Over half (52%) of Brits believe their next car is likely to be a hybrid vehicle but despite this strong intention to go greener, 68% of petrol and diesel drivers feel like they do not know enough to buy one. New research from Honda indicates that this knowledge gap is one of the contributing factors to Brits taking over a year (13 months) on average to purchase a hybrid vehicle - highlighting a gap between people's green goals and car purchases. When it comes to technology, the research revealed that hybrid drivers consider themselves to be early adopters. A third (33%) say that they are likely to try new technology before friends and family, in comparison to 18% of fossil fuel drivers.
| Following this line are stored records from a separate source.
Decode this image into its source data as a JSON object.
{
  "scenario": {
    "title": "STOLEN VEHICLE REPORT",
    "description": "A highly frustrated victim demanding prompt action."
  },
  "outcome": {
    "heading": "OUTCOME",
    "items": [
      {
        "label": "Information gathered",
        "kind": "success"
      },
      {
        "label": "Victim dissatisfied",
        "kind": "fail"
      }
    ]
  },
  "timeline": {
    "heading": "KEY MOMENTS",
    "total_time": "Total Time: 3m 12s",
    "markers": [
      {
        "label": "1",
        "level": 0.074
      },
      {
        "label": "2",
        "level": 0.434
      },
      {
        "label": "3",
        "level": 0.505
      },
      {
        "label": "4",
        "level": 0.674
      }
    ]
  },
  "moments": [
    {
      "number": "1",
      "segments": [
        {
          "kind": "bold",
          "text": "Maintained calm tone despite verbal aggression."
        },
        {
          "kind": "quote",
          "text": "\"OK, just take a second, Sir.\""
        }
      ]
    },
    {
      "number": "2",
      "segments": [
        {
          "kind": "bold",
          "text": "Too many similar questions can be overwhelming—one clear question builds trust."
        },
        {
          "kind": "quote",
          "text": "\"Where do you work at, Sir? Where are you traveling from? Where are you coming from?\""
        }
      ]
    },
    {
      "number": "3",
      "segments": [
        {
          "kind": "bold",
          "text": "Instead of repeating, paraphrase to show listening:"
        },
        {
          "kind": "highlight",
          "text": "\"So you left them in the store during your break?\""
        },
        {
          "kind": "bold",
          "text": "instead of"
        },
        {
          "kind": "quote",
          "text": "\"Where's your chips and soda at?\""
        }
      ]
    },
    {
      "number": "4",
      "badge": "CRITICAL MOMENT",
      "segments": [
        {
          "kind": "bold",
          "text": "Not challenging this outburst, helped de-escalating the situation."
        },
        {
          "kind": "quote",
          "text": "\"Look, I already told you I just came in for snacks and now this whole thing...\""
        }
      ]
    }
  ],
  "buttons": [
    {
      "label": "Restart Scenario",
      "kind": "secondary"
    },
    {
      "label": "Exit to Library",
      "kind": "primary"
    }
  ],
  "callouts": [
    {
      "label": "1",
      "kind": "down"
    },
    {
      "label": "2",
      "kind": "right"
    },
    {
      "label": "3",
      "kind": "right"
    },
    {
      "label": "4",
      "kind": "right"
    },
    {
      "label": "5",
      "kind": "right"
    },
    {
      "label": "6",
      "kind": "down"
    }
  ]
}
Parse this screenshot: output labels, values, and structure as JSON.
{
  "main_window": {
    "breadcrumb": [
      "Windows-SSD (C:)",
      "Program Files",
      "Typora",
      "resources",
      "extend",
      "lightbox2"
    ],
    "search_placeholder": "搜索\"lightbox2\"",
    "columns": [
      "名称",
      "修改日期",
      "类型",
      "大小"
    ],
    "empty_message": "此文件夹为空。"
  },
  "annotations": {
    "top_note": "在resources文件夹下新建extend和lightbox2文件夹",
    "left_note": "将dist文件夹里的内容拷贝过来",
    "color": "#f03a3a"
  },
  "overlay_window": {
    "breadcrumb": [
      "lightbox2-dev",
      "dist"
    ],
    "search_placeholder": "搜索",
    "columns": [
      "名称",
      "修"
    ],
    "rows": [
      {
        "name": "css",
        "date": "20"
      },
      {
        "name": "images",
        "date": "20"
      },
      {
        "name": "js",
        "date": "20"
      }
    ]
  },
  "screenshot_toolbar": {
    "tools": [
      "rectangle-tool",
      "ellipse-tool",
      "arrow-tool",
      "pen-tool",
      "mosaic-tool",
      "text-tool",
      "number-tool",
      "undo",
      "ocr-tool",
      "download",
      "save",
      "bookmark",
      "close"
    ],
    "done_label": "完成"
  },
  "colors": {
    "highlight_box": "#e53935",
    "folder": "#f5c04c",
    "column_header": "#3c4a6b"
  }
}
This attitude also influences whether they update other items of personal tech, with only 15% of diesel and petrol drivers likely to upgrade their mobile phones before others, in comparison to 27% of hybrid drivers. This contrast is consistent when it comes to vehicles too. Petrol and diesel drivers tend to favour the familiar, with 57% agreeing that purchasing a hybrid would be a "leap in the dark". It is perhaps understandable then that those looking for a little more tech in their lives prefer hybrid cars. Hybrids offer a great combination of petrol and electric virtues, enabling quiet, zero-emission running at lower city speeds with the power of a petrol engine available at higher speeds, along with quick, conventional refuelling for longer journeys. Some combine this innovation under the bonnet with the latest in-car gadgets too; the all-new Honda Jazz e:HEV offers WiFi hotspot capability, an AI-powered personal assistant and a My Honda+ app to keep owners connected to their car remotely.